La nostra situazione di oggi, sotto molti aspetti, è diversa da quella che Paolo incontrò ad Atene, ma pur nella differenza, tuttavia, in molte cose anche assai analoga. Le nostre città non sono più piene di aree ed immagini di molteplici divinità. Per molti, Dio è diventato veramente il grande Sconosciuto.

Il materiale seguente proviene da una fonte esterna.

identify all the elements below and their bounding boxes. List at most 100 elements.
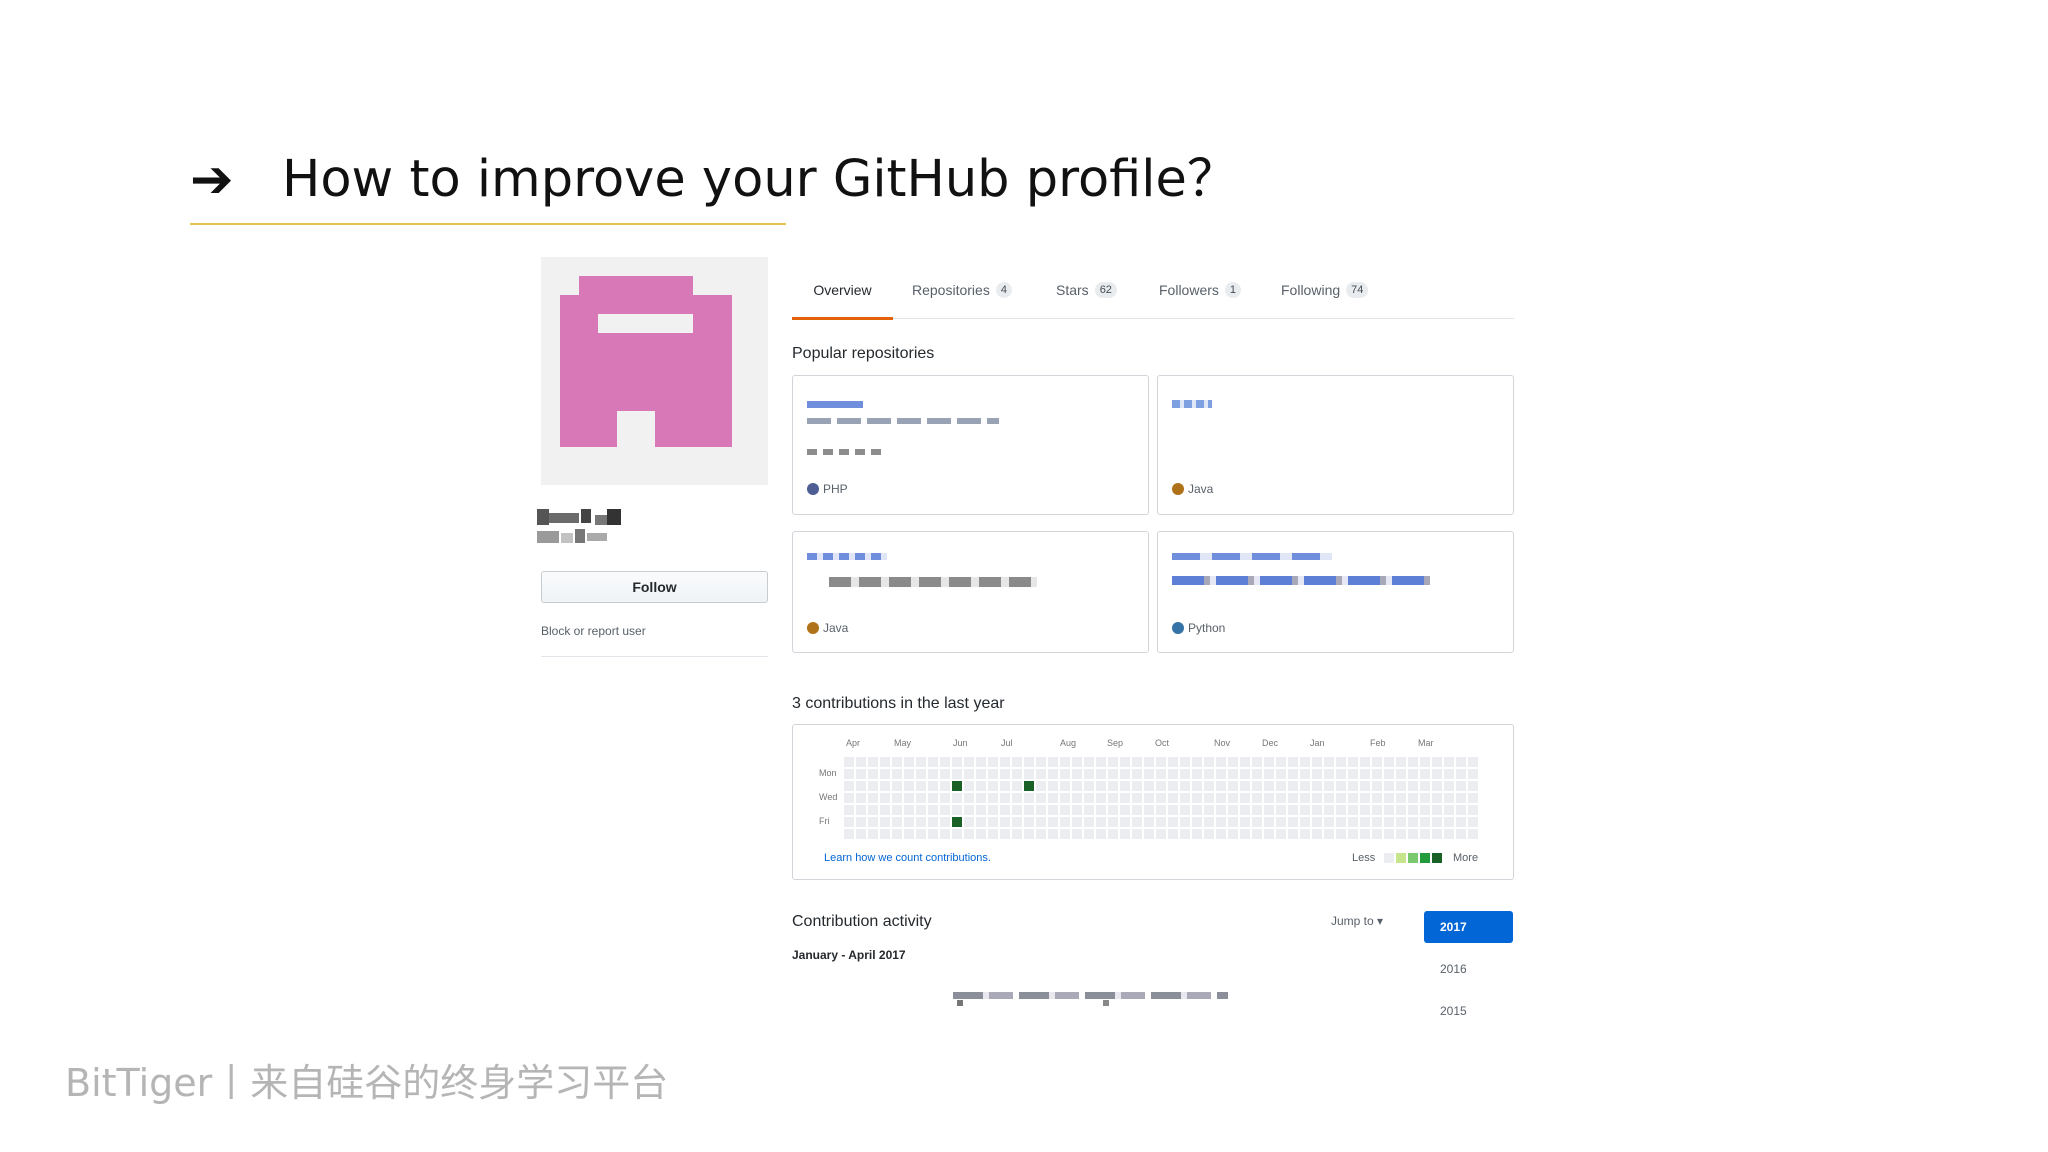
contribution-day[interactable] bbox=[1012, 805, 1022, 815]
contribution-day[interactable] bbox=[940, 829, 950, 839]
contribution-day[interactable] bbox=[1204, 769, 1214, 779]
contribution-day[interactable] bbox=[1072, 781, 1082, 791]
contribution-day[interactable] bbox=[1288, 805, 1298, 815]
contribution-day[interactable] bbox=[1072, 769, 1082, 779]
contribution-day[interactable] bbox=[940, 781, 950, 791]
contribution-day[interactable] bbox=[1024, 829, 1034, 839]
contribution-day[interactable] bbox=[1432, 805, 1442, 815]
contribution-day[interactable] bbox=[1192, 793, 1202, 803]
contribution-day[interactable] bbox=[1408, 829, 1418, 839]
contribution-day[interactable] bbox=[1396, 817, 1406, 827]
contribution-day[interactable] bbox=[1204, 757, 1214, 767]
contribution-day[interactable] bbox=[1276, 829, 1286, 839]
contribution-day[interactable] bbox=[1396, 829, 1406, 839]
contribution-day[interactable] bbox=[1312, 757, 1322, 767]
contribution-day[interactable] bbox=[976, 805, 986, 815]
contribution-day[interactable] bbox=[1024, 793, 1034, 803]
contribution-day[interactable] bbox=[1120, 769, 1130, 779]
contribution-day[interactable] bbox=[1216, 757, 1226, 767]
contribution-day[interactable] bbox=[1444, 829, 1454, 839]
contribution-day[interactable] bbox=[1192, 805, 1202, 815]
contribution-day[interactable] bbox=[1408, 805, 1418, 815]
contribution-day[interactable] bbox=[1216, 805, 1226, 815]
contribution-day[interactable] bbox=[1312, 817, 1322, 827]
contribution-day[interactable] bbox=[1348, 805, 1358, 815]
contribution-day[interactable] bbox=[1096, 793, 1106, 803]
contribution-day[interactable] bbox=[1444, 757, 1454, 767]
contribution-day[interactable] bbox=[1348, 757, 1358, 767]
contribution-day[interactable] bbox=[952, 817, 962, 827]
contribution-day[interactable] bbox=[1360, 769, 1370, 779]
contribution-day[interactable] bbox=[916, 805, 926, 815]
tab-overview[interactable]: Overview bbox=[792, 262, 893, 320]
contribution-day[interactable] bbox=[964, 793, 974, 803]
contribution-day[interactable] bbox=[1072, 757, 1082, 767]
contribution-day[interactable] bbox=[1372, 817, 1382, 827]
contribution-day[interactable] bbox=[1276, 757, 1286, 767]
contribution-day[interactable] bbox=[1012, 781, 1022, 791]
contribution-day[interactable] bbox=[1264, 781, 1274, 791]
contribution-day[interactable] bbox=[1324, 793, 1334, 803]
contribution-day[interactable] bbox=[1132, 781, 1142, 791]
contribution-day[interactable] bbox=[928, 793, 938, 803]
contribution-day[interactable] bbox=[1276, 805, 1286, 815]
contribution-day[interactable] bbox=[1324, 757, 1334, 767]
contribution-day[interactable] bbox=[1096, 805, 1106, 815]
contribution-day[interactable] bbox=[1036, 793, 1046, 803]
contribution-day[interactable] bbox=[1096, 757, 1106, 767]
contribution-day[interactable] bbox=[1408, 793, 1418, 803]
contribution-day[interactable] bbox=[1312, 781, 1322, 791]
contribution-day[interactable] bbox=[1468, 769, 1478, 779]
contribution-day[interactable] bbox=[1000, 757, 1010, 767]
contribution-day[interactable] bbox=[1000, 805, 1010, 815]
contribution-day[interactable] bbox=[916, 793, 926, 803]
contribution-day[interactable] bbox=[1132, 805, 1142, 815]
contribution-day[interactable] bbox=[1060, 793, 1070, 803]
contribution-day[interactable] bbox=[1084, 829, 1094, 839]
contribution-day[interactable] bbox=[1048, 817, 1058, 827]
repo-card[interactable]: Java bbox=[792, 531, 1149, 653]
contribution-day[interactable] bbox=[916, 769, 926, 779]
avatar[interactable] bbox=[541, 257, 768, 485]
contribution-day[interactable] bbox=[1372, 793, 1382, 803]
contribution-day[interactable] bbox=[1336, 793, 1346, 803]
contribution-day[interactable] bbox=[1336, 805, 1346, 815]
contribution-day[interactable] bbox=[1000, 769, 1010, 779]
contribution-day[interactable] bbox=[1216, 769, 1226, 779]
contribution-day[interactable] bbox=[1276, 781, 1286, 791]
contribution-day[interactable] bbox=[868, 805, 878, 815]
contribution-day[interactable] bbox=[892, 817, 902, 827]
contribution-day[interactable] bbox=[1048, 829, 1058, 839]
contribution-day[interactable] bbox=[904, 817, 914, 827]
contribution-day[interactable] bbox=[1132, 829, 1142, 839]
contribution-day[interactable] bbox=[940, 805, 950, 815]
contribution-day[interactable] bbox=[1144, 769, 1154, 779]
contribution-day[interactable] bbox=[1432, 829, 1442, 839]
contribution-day[interactable] bbox=[1036, 781, 1046, 791]
contribution-day[interactable] bbox=[1360, 757, 1370, 767]
contribution-day[interactable] bbox=[1276, 793, 1286, 803]
contribution-day[interactable] bbox=[1132, 757, 1142, 767]
contribution-day[interactable] bbox=[1276, 769, 1286, 779]
contribution-day[interactable] bbox=[1264, 805, 1274, 815]
contribution-day[interactable] bbox=[964, 829, 974, 839]
contribution-day[interactable] bbox=[1180, 817, 1190, 827]
contribution-day[interactable] bbox=[1252, 781, 1262, 791]
contribution-day[interactable] bbox=[1180, 781, 1190, 791]
contribution-day[interactable] bbox=[844, 793, 854, 803]
contribution-day[interactable] bbox=[1192, 829, 1202, 839]
contribution-day[interactable] bbox=[976, 829, 986, 839]
contribution-day[interactable] bbox=[928, 769, 938, 779]
contribution-day[interactable] bbox=[1012, 817, 1022, 827]
follow-button[interactable]: Follow bbox=[541, 571, 768, 603]
contribution-day[interactable] bbox=[1396, 805, 1406, 815]
contribution-day[interactable] bbox=[1168, 781, 1178, 791]
contribution-day[interactable] bbox=[1444, 793, 1454, 803]
contribution-day[interactable] bbox=[1348, 817, 1358, 827]
contribution-day[interactable] bbox=[1192, 817, 1202, 827]
contribution-day[interactable] bbox=[1288, 781, 1298, 791]
contribution-day[interactable] bbox=[1408, 757, 1418, 767]
contribution-day[interactable] bbox=[1072, 793, 1082, 803]
contribution-day[interactable] bbox=[1168, 793, 1178, 803]
contribution-day[interactable] bbox=[892, 805, 902, 815]
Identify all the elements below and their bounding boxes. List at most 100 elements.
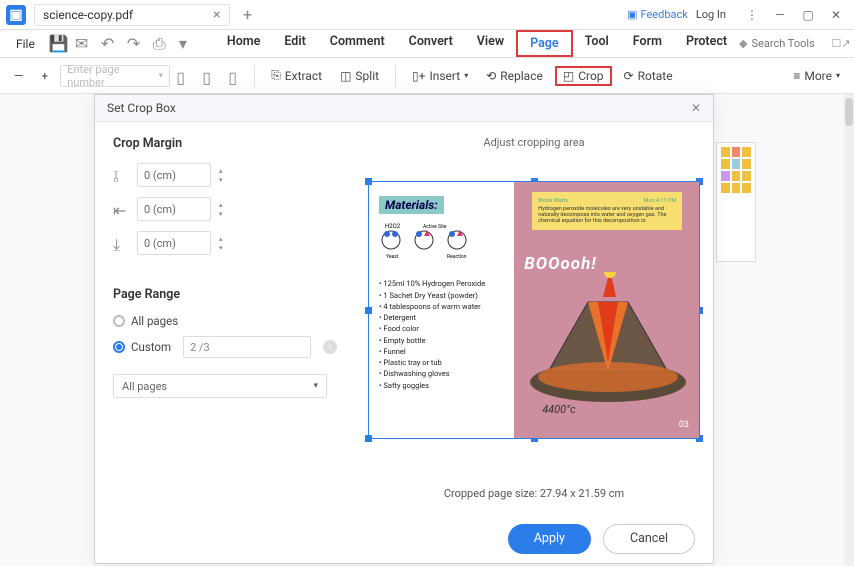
insert-icon: ▯+ <box>412 69 425 83</box>
preview-right-panel: Brook WattsMon 4:11 PM Hydrogen peroxide… <box>514 182 699 438</box>
maximize-icon[interactable]: ▢ <box>796 4 820 26</box>
crop-handle[interactable] <box>365 435 372 442</box>
minimize-icon[interactable]: — <box>768 4 792 26</box>
save-icon[interactable]: 💾 <box>49 36 65 52</box>
dialog-close-icon[interactable]: ✕ <box>691 101 701 115</box>
vertical-scrollbar[interactable] <box>844 94 854 566</box>
tab-page[interactable]: Page <box>516 30 573 57</box>
custom-range-input[interactable]: 2 /3 <box>183 336 311 358</box>
tab-tool[interactable]: Tool <box>573 30 621 57</box>
list-item: 125ml 10% Hydrogen Peroxide <box>379 278 504 289</box>
crop-button[interactable]: ◰Crop <box>555 66 612 86</box>
radio-custom[interactable]: Custom 2 /3 i <box>113 336 337 358</box>
margin-left-input[interactable]: 0 (cm) <box>137 197 211 221</box>
tab-comment[interactable]: Comment <box>318 30 397 57</box>
search-input[interactable] <box>752 37 822 50</box>
list-item: Safty goggles <box>379 380 504 391</box>
radio-icon <box>113 315 125 327</box>
tab-convert[interactable]: Convert <box>397 30 465 57</box>
page-range-label: Page Range <box>113 287 337 302</box>
spin-down-icon[interactable]: ▾ <box>219 244 231 252</box>
volcano-illustration <box>528 272 688 402</box>
close-window-icon[interactable]: ✕ <box>824 4 848 26</box>
kebab-icon[interactable]: ⋮ <box>740 4 764 26</box>
zoom-in-button[interactable]: + <box>35 66 54 86</box>
chevron-down-icon: ▾ <box>464 71 468 80</box>
feedback-icon: ▣ <box>627 8 637 21</box>
pages-dropdown[interactable]: All pages ▾ <box>113 374 327 398</box>
zoom-out-button[interactable]: — <box>8 66 29 86</box>
svg-text:H2O2: H2O2 <box>385 223 401 230</box>
radio-all-pages[interactable]: All pages <box>113 314 337 328</box>
open-external-icon[interactable]: ☐↗ <box>832 37 851 50</box>
spin-up-icon[interactable]: ▴ <box>219 235 231 243</box>
search-field[interactable]: ◆ <box>739 37 821 50</box>
app-icon: ▣ <box>6 5 26 25</box>
feedback-link[interactable]: ▣Feedback <box>627 8 688 21</box>
replace-icon: ⟲ <box>486 69 496 83</box>
mail-icon[interactable]: ✉ <box>75 36 91 52</box>
cancel-button[interactable]: Cancel <box>603 524 695 554</box>
svg-text:Reaction: Reaction <box>447 254 467 260</box>
spin-down-icon[interactable]: ▾ <box>219 176 231 184</box>
close-tab-icon[interactable]: × <box>213 7 220 23</box>
tab-home[interactable]: Home <box>215 30 273 57</box>
page-toolbar: — + Enter page number ▾ ▯ ▯ ▯ ⎘Extract ◫… <box>0 58 854 94</box>
diamond-icon: ◆ <box>739 37 747 50</box>
more-button[interactable]: ≡More▾ <box>787 66 846 86</box>
tab-edit[interactable]: Edit <box>272 30 317 57</box>
spin-up-icon[interactable]: ▴ <box>219 167 231 175</box>
print-icon[interactable]: ⎙ <box>153 36 169 52</box>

Ma come allora dietro le numerose immagini degli dei era nascosto e presente la domanda circa il Dio ignoto, così anche l’attuale assenza di Dio è tacitamente assillata dalla domanda che riguarda Lui. “Quarere Deum” – cercare Dio e lasciarsi trovare da Lui: questo oggi non è meno necessario che in tempi passati. Una cultura meramente positivista che rimuovesse nel campo soggettivo come non scientifica la domanda circa Dio cioè il senso, l’origine e la destinazione di ogni vita, sarebbe la capitolazione della ragione, la rinuncia alle sue possibilità più alte e quindi un tracollo dell’umanesimo, le cui conseguenze non potrebbero essere che gravi. Ciò che ha fondato la cultura dell’Europa, la ricerca di Dio e la disponibilità ad ascoltarlo, rimane anche oggi il fondamento di ogni vera cultura.